In my last post, I discussed the issue of the difference between what the owner thinks his business is worth, and what a buyer is willing to pay for it. In order to close that gap, it’s very important that the owner start taking steps immediately to improve the business, thereby increasing the value of the business. Much of this content is included in Chapter 5 of B2B CFO’s book, The Exit Strategy Handbook.
According Larry Reinharz, Managing Director, Woodbridge International, “The number one reason our deals get delayed or don’t happen is declining financial performance. While due diligence is important … 80% of deals that are delayed or don’t happen are due to declining financial performance.”

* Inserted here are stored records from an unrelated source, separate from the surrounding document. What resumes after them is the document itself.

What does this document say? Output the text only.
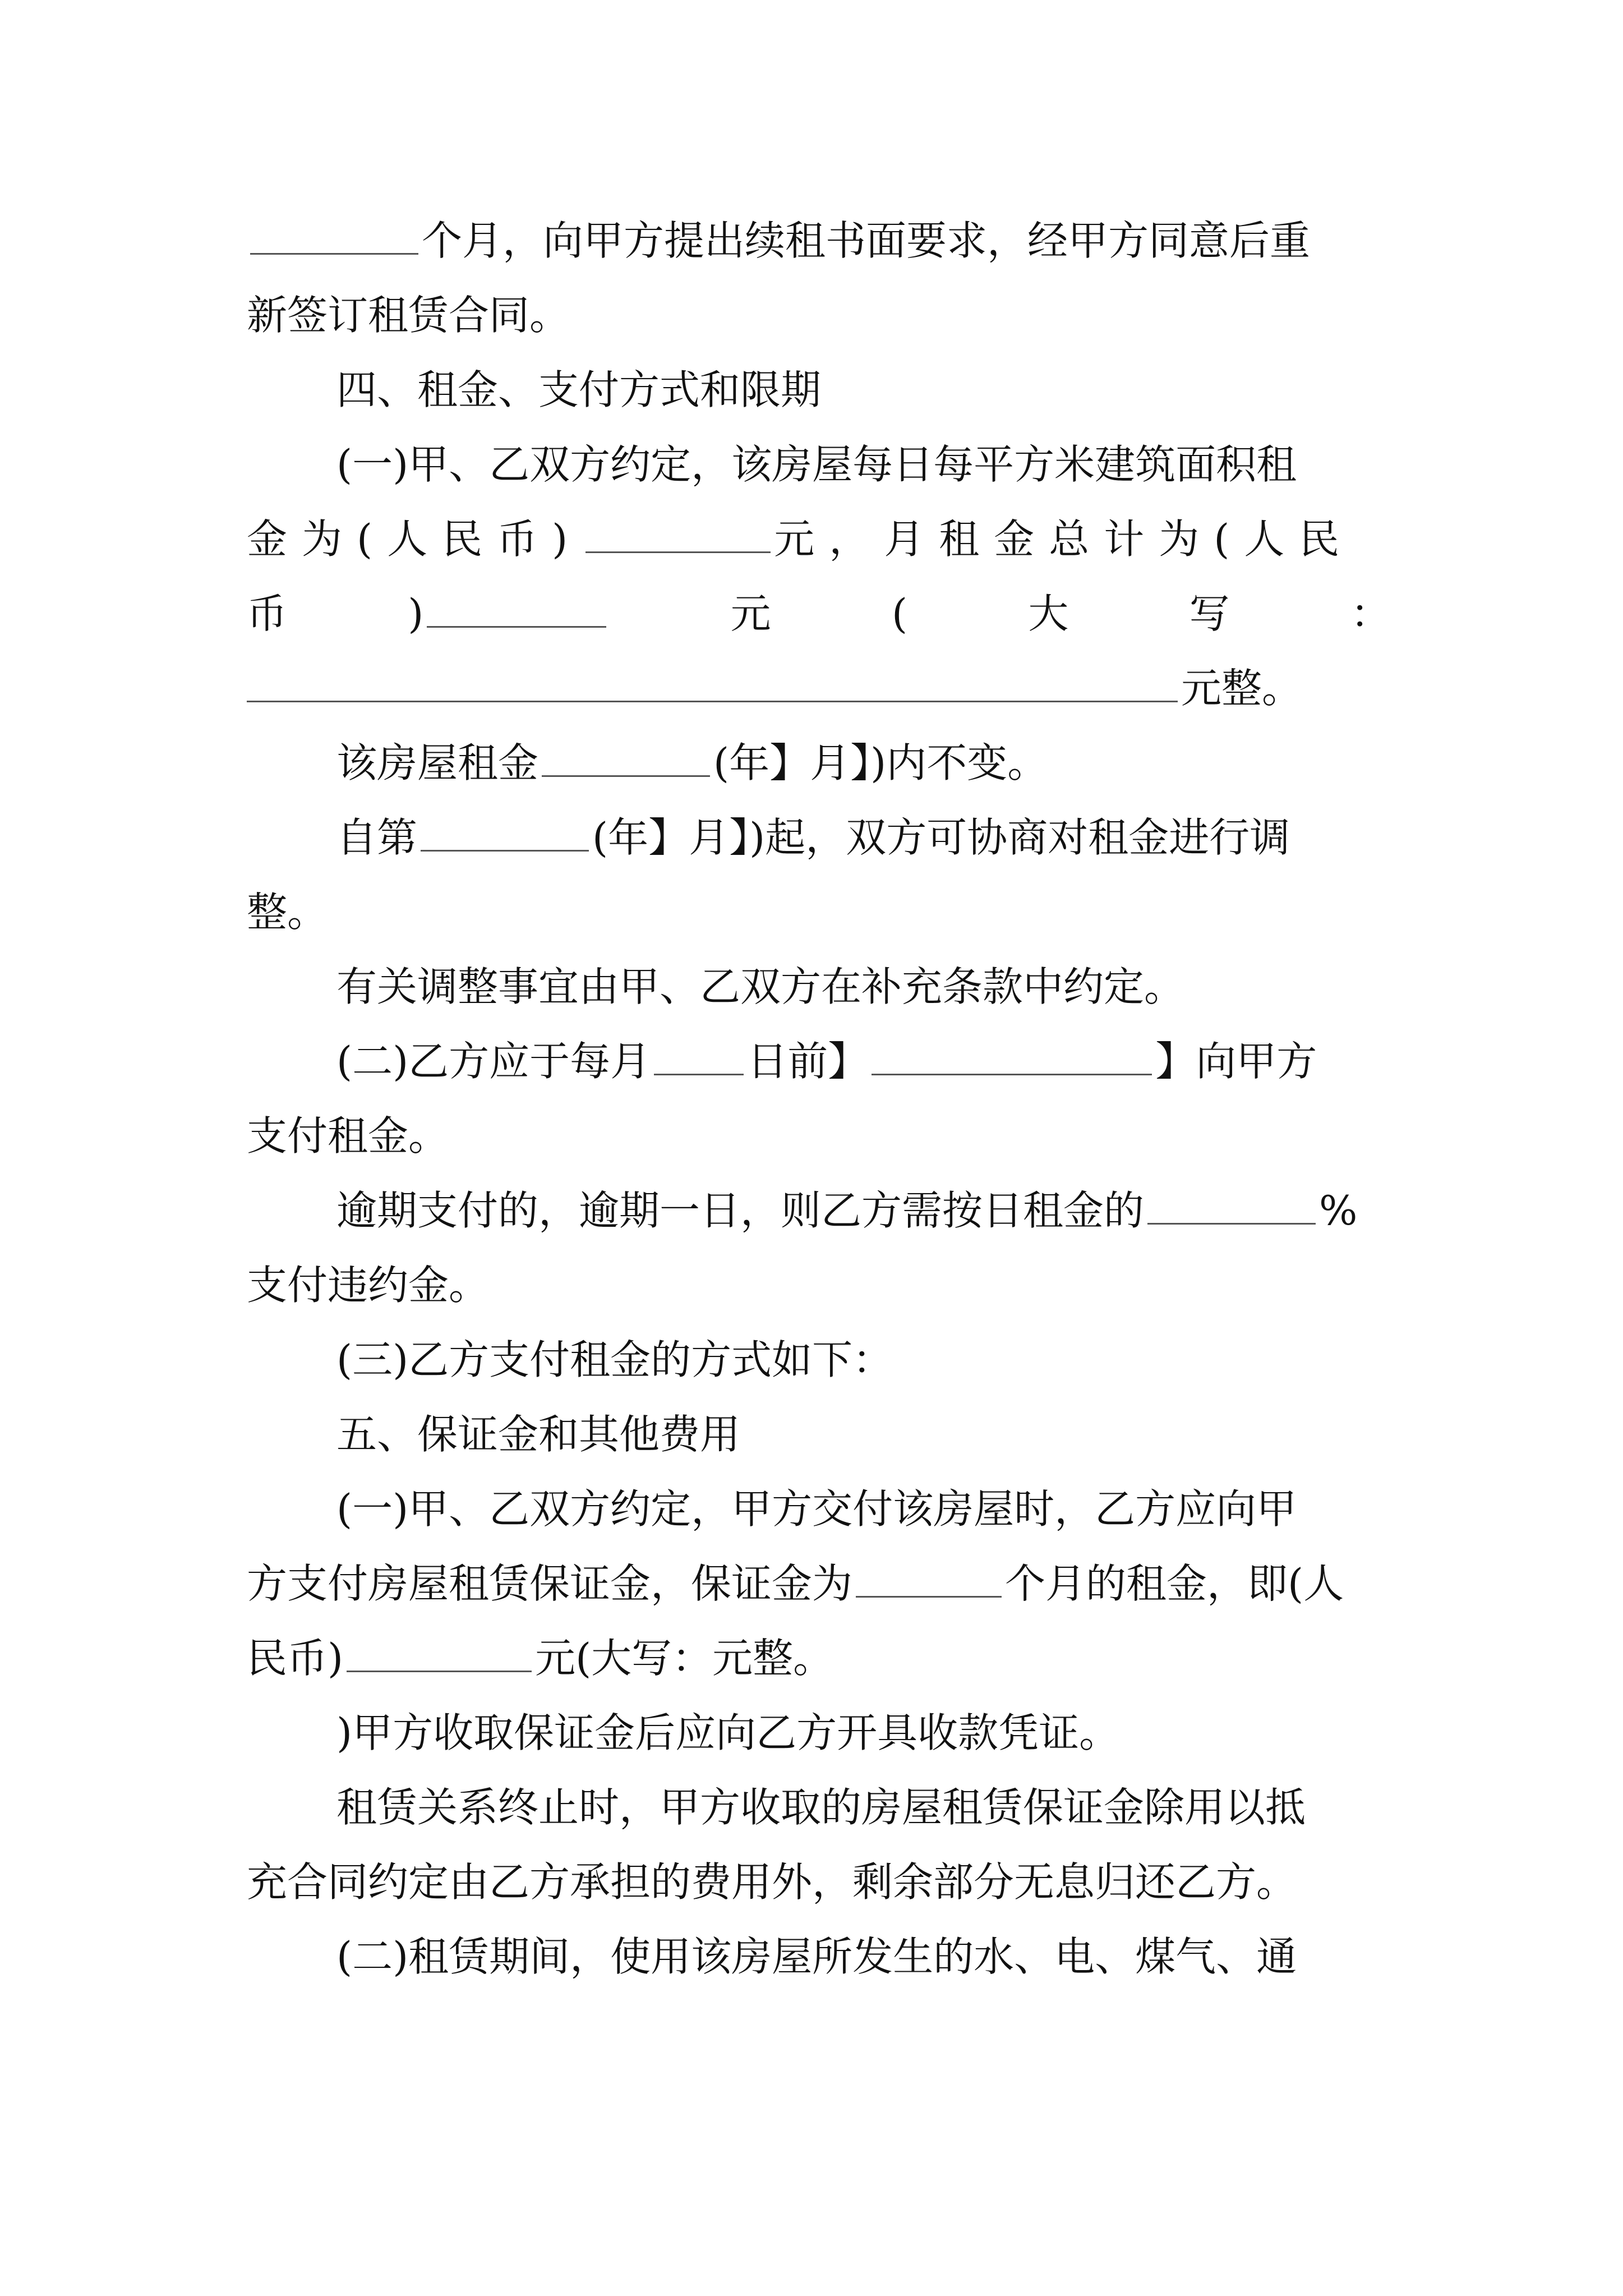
个月，向甲方提出续租书面要求，经甲方同意后重
新签订租赁合同。
四、租金、支付方式和限期
(一)甲、乙双方约定，该房屋每日每平方米建筑面积租
金为(人民币)	元，月租金总计为(人民
币	)	元	(	大	写	：
元整。
该房屋租金	(年】月】)内不变。
自第	(年】月】)起，双方可协商对租金进行调
整。
有关调整事宜由甲、乙双方在补充条款中约定。
(二)乙方应于每月 日前】	】向甲方
支付租金。
逾期支付的，逾期一日，则乙方需按日租金的	%
支付违约金。
(三)乙方支付租金的方式如下：
五、保证金和其他费用
(一)甲、乙双方约定，甲方交付该房屋时，乙方应向甲
方支付房屋租赁保证金，保证金为	个月的租金，即(人
民币)	元(大写：元整。
)甲方收取保证金后应向乙方开具收款凭证。
租赁关系终止时，甲方收取的房屋租赁保证金除用以抵
充合同约定由乙方承担的费用外，剩余部分无息归还乙方。
(二)租赁期间，使用该房屋所发生的水、电、煤气、通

The Game PlanTM, our proven 6 step strategy, is to get a business to Excel – meaning be superior to, outdo, surpass, outclass and outrival its competitors. Our process during the exit strategy process is to minimize distractions, focus on increasing sales and sales diversification, improving processes and efficiencies, and branding the business. According to John Warrilow, “Your job as an entrepreneur is to hire salespeople to sell your products and services… An acquirer will want to see that you have a product or service that can be sold by salespeople in general and not just one superstar salesperson.”
The sale of a business is a very time consuming event. The company’s advisors on the Success TeamTM may include ten different individuals and companies. So, while all this is happening, the business and the owner must concentrate on what brings value to the business. Buyers are typically looking for and willing to pay a premium for businesses that exhibit the following traits:
- Increasing sales above the market average
- Increasing profits year over year
- Diverse customer base – no single customer greater than 10% of business
- Well documented human resources
- Non-competes and non-solicitation agreements with key people
- Strong management team
- Well documented systems and processes
By improving in these areas, a business can increase its EBITDA by 20% to 50%, causing both EBITDA to increase, but the multiple paid to increase. So, a business that had EBITDA of $1mm and an estimated value of $4mm to $5mm before any improvements (estimated multiple of 4-5X) can end up with a purchase price of $6mm to $7mm with only a 20% increase in EBITDA but an increased multiple to 5-6X. That’s a potential increase of $2,000,000 for only a $200,000 improvement in EBITDA, but also improved structure, processes and teams.